Home is a retelling of some of the same story told in Robinson’s Gilead (another amazing novel) from a different perspective. One of the reasons both novels, and especially Home, are so poignant to me is Robinson’s mastery of writing. I’ve read few authors who have such a quiet and subtle power. I think that the themes Robinson tackles are the other reason these stories struck a chord: At midlife, the idea of change is more fraught than it was in my younger days. There are seemingly fewer doors open because of the choices I have made; habits I have formed; and the limits of time, money, and energy. Yet, as a therapist, the possibility that people can change is central to my work and my ability to hold hope for my clients and for myself as I live through my own ups and downs. While the doubts and regrets of my life are not the same as those of the prodigal son, Jack, in Home and by most standards are not as troubling, they still cross (and at times haunt) my mind. I found Jack’s question in Home “Do you think some people are intentionally and irretrievably consigned to perdition?” rather heartbreaking. It brought to mind all the times I’ve struggled with things about myself that I wish were different and times I’ve tried to help and counsel others who were up against some very difficult circumstances, including their own entrenched patterns that make it hard for them to move forward.
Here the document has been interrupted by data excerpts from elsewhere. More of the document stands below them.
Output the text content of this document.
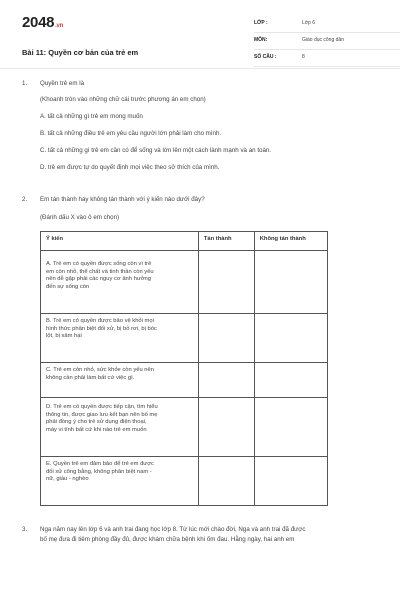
2048.vn
Bài 11: Quyền cơ bản của trẻ em
LỚP :	Lớp 6
MÔN:	Giáo dục công dân
SỐ CÂU :	8
1. Quyền trẻ em là
(Khoanh tròn vào những chữ cái trước phương án em chọn)
A. tất cả những gì trẻ em mong muốn
B. tất cả những điều trẻ em yêu cầu người lớn phải làm cho mình.
C. tất cả những gì trẻ em cần có để sống và lớn lên một cách lành mạnh và an toàn.
D. trẻ em được tự do quyết định mọi việc theo sở thích của mình.
2. Em tán thành hay không tán thành với ý kiến nào dưới đây?
(Đánh dấu X vào ô em chọn)
Ý kiến	Tán thành	Không tán thành

A. Trẻ em có quyền được sống còn vì trẻ
em còn nhỏ, thể chất và tinh thần còn yếu
nên dễ gặp phải các nguy cơ ảnh hưởng
đến sự sống còn		

B. Trẻ em có quyền được bảo vệ khỏi mọi
hình thức phân biệt đối xử, bị bỏ rơi, bị bóc
lột, bị xâm hại		

C. Trẻ em còn nhỏ, sức khỏe còn yếu nên
không cần phải làm bất cứ việc gì.		

D. Trẻ em có quyền được tiếp cận, tìm hiểu
thông tin, được giao lưu kết bạn nên bố mẹ
phải đồng ý cho trẻ sử dụng điện thoại,
máy vi tính bất cứ khi nào trẻ em muốn		

E. Quyền trẻ em đảm bảo để trẻ em được
đối xử công bằng, không phân biệt nam -
nữ, giàu - nghèo		

3. Nga năm nay lên lớp 6 và anh trai đang học lớp 8. Từ lúc mới chào đời, Nga và anh trai đã được
bố mẹ đưa đi tiêm phòng đầy đủ, được khám chữa bệnh khi ốm đau. Hằng ngày, hai anh em
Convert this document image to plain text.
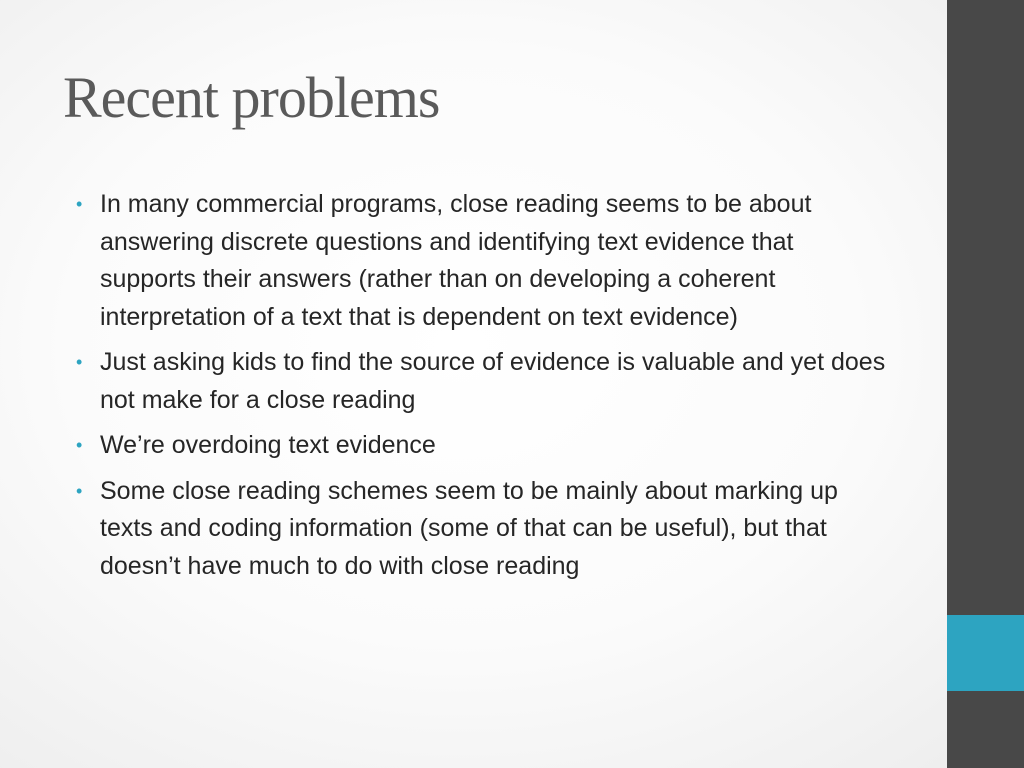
Recent problems
• In many commercial programs, close reading seems to be about answering discrete questions and identifying text evidence that supports their answers (rather than on developing a coherent interpretation of a text that is dependent on text evidence)
• Just asking kids to find the source of evidence is valuable and yet does not make for a close reading
• We’re overdoing text evidence
• Some close reading schemes seem to be mainly about marking up texts and coding information (some of that can be useful), but that doesn’t have much to do with close reading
Without spoiling the end of Home for those of you who might read it, I’ll just say that for me, it was unclear at the end of the book to what degree individuals and their world were able to change, and some of the characters certainly suffered for the uncertainties of their own transformation, the transformation of others, and that of society.
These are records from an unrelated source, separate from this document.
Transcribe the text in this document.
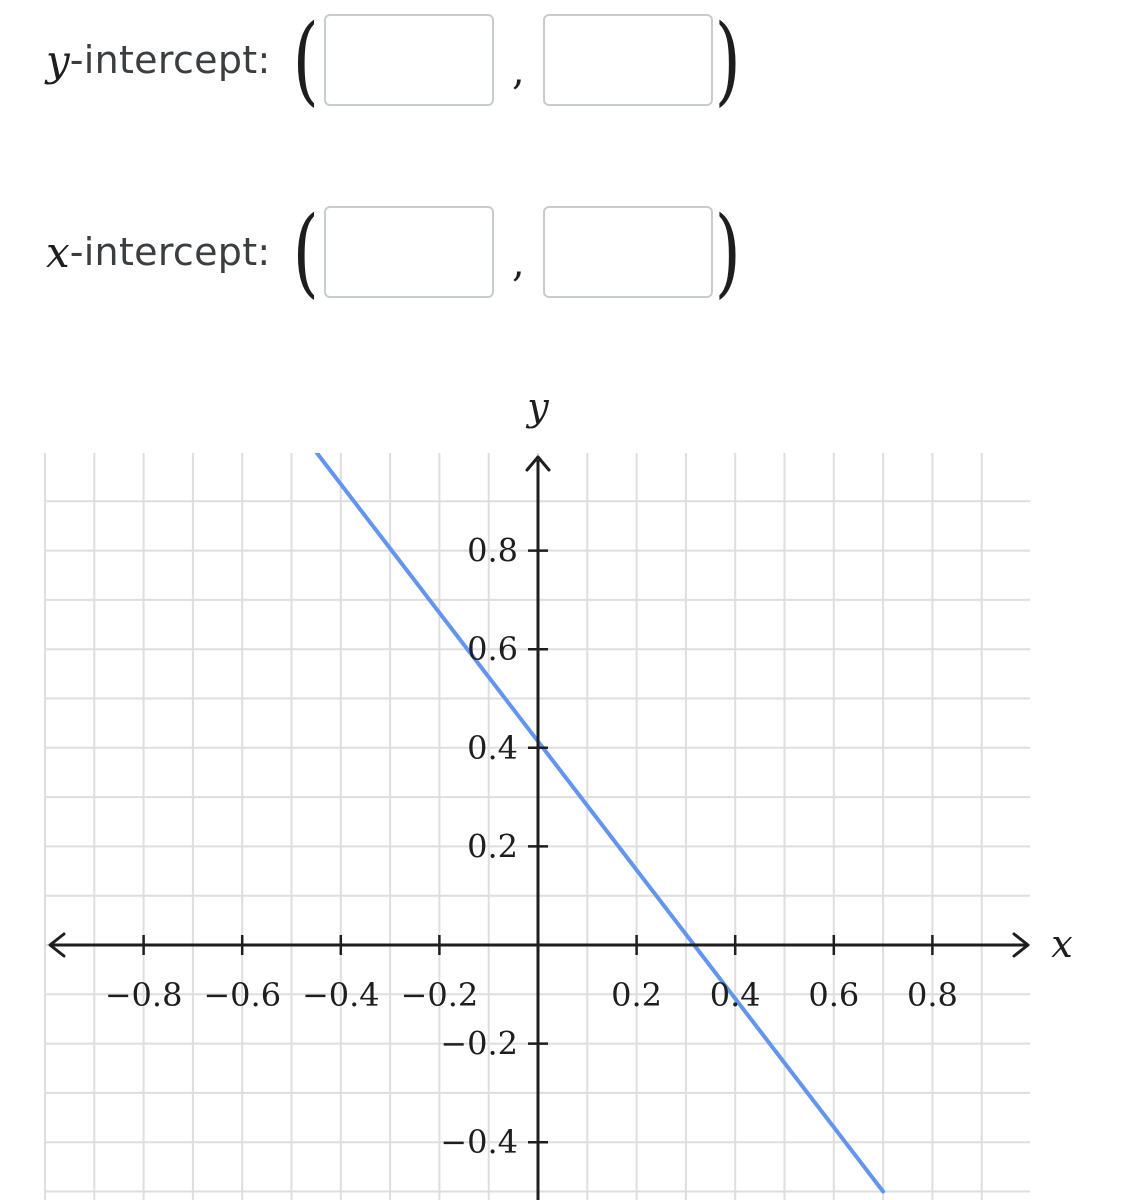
y -intercept: (	, )
x -intercept: (	, )
−0.8 −0.6 −0.4 −0.2	0.2 0.4 0.6 0.8
0.8
0.6
0.4
0.2
−0.2
−0.4
x
y
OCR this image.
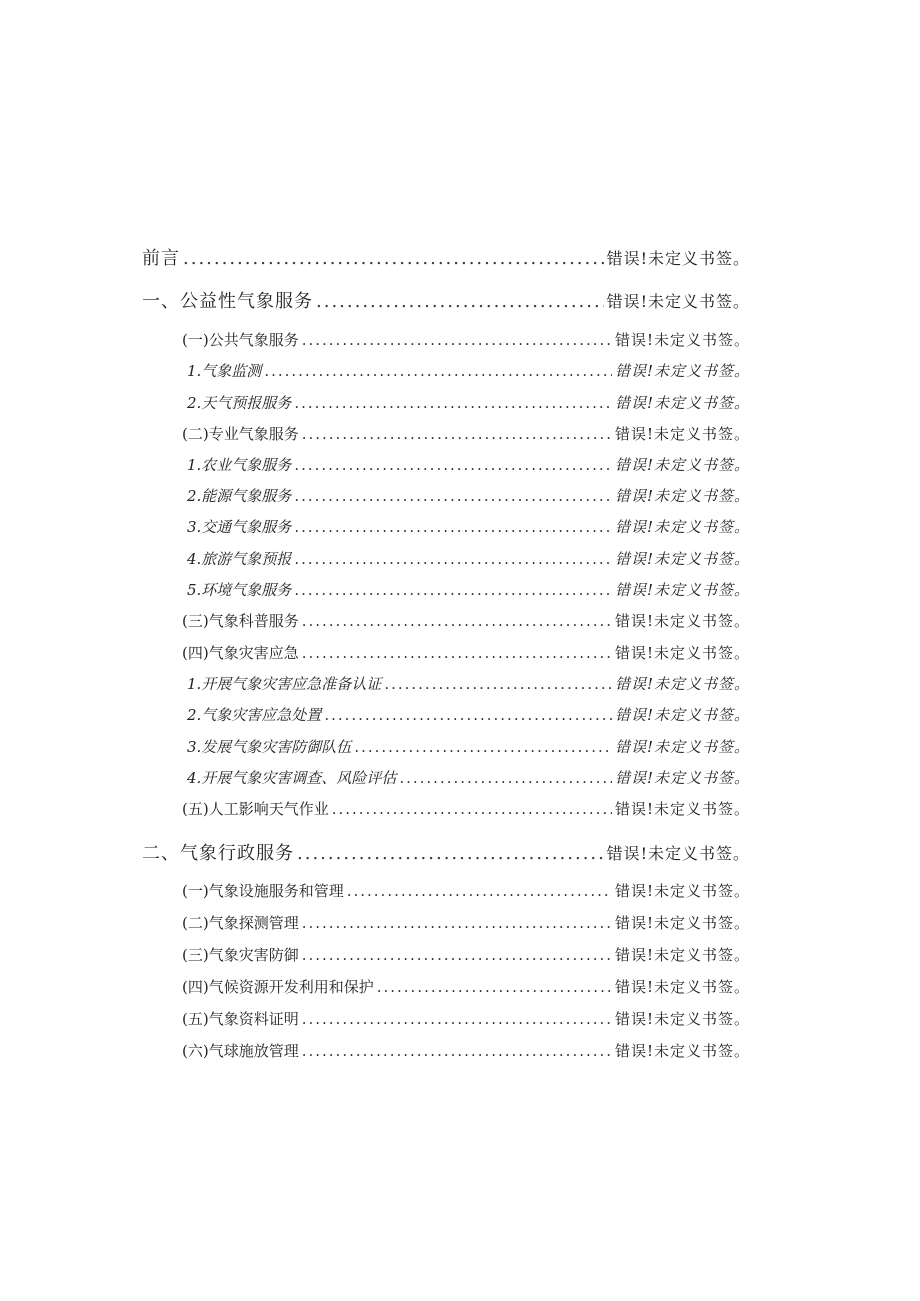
前言 .....	错误!未定义书签。
一、公益性气象服务 .....	错误!未定义书签。
(一)公共气象服务 .....	错误!未定义书签。
1.气象监测 .....	错误!未定义书签。
2.天气预报服务 .....	错误!未定义书签。
(二)专业气象服务 .....	错误!未定义书签。
1.农业气象服务 .....	错误!未定义书签。
2.能源气象服务 .....	错误!未定义书签。
3.交通气象服务 .....	错误!未定义书签。
4.旅游气象预报 .....	错误!未定义书签。
5.环境气象服务 .....	错误!未定义书签。
(三)气象科普服务 .....	错误!未定义书签。
(四)气象灾害应急 .....	错误!未定义书签。
1.开展气象灾害应急准备认证 .....	错误!未定义书签。
2.气象灾害应急处置 .....	错误!未定义书签。
3.发展气象灾害防御队伍 .....	错误!未定义书签。
4.开展气象灾害调查、风险评估 .....	错误!未定义书签。
(五)人工影响天气作业 .....	错误!未定义书签。
二、气象行政服务 .....	错误!未定义书签。
(一)气象设施服务和管理 .....	错误!未定义书签。
(二)气象探测管理 .....	错误!未定义书签。
(三)气象灾害防御 .....	错误!未定义书签。
(四)气候资源开发利用和保护 .....	错误!未定义书签。
(五)气象资料证明 .....	错误!未定义书签。
(六)气球施放管理 .....	错误!未定义书签。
Surprisingly, some of the same feelings stirred in me by Home and Gilead (which I just read in December) came up when I was recently watching Manhunt: Unabomber, an eight-episode series on the FBI’s search for the Unabomber. Manhunt is entertaining and fairly well done, but it’s no masterpiece of writing or (with the exception of Paul Bettany, who played Kaczynski) acting. Still, I felt a stab of emotion when the series took the point of view of Ted Kaczynski in his tortured struggle to live both in and apart from a world he saw as destroying people’s basic freedom and humanity. Tragically, Kaczynski chose to act on these struggles by killing innocent people. However, in the TV show when Kaczynski plaintively speculated about whether he could stop killing if he wanted to but ultimately could not, it triggered some of the same emotion I felt pondering the souls of the characters in Gilead and Home. Granted, it was hard to feel much empathy for Kaczynski given the terror and destruction he caused, but the writers of the series slyly made it easy for the viewer to identify at least to some degree with Kaczynski’s alienation and used this theme to critique our confusing and dehumanizing world.
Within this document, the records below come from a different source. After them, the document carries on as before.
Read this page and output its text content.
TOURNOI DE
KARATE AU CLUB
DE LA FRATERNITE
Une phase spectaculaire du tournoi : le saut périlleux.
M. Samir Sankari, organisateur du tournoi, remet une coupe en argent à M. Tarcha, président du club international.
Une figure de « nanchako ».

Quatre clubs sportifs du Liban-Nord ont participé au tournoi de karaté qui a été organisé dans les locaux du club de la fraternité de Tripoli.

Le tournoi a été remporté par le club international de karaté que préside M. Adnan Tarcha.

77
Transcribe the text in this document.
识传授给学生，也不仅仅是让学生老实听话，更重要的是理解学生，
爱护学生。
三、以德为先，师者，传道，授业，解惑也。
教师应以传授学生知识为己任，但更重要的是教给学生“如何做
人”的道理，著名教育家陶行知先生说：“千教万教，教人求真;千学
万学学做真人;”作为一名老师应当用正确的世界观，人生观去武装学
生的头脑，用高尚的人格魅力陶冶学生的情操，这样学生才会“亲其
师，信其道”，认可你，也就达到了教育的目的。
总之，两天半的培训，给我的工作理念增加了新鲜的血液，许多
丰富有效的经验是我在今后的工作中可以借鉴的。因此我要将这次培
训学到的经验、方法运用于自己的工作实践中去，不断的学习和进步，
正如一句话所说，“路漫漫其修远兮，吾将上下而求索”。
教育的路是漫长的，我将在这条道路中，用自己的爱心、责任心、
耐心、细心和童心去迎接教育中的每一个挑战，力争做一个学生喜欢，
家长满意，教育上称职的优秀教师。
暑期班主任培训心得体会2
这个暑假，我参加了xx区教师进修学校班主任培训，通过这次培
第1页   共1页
So, where does all this pondering and emotion leave me today? It leaves me with a great deal of admiration for Marilynne Robinson’s talent and gratitude that I have the chance to be touched by these and other stories. It also leaves me continuing to ponder the ideas of morality and change. Really, these are themes that will take a lifetime to explore. Some days, I feel OK with where I’m at in my pondering. Other days, not so much. In the end, it’s the journey and the questions that make us human.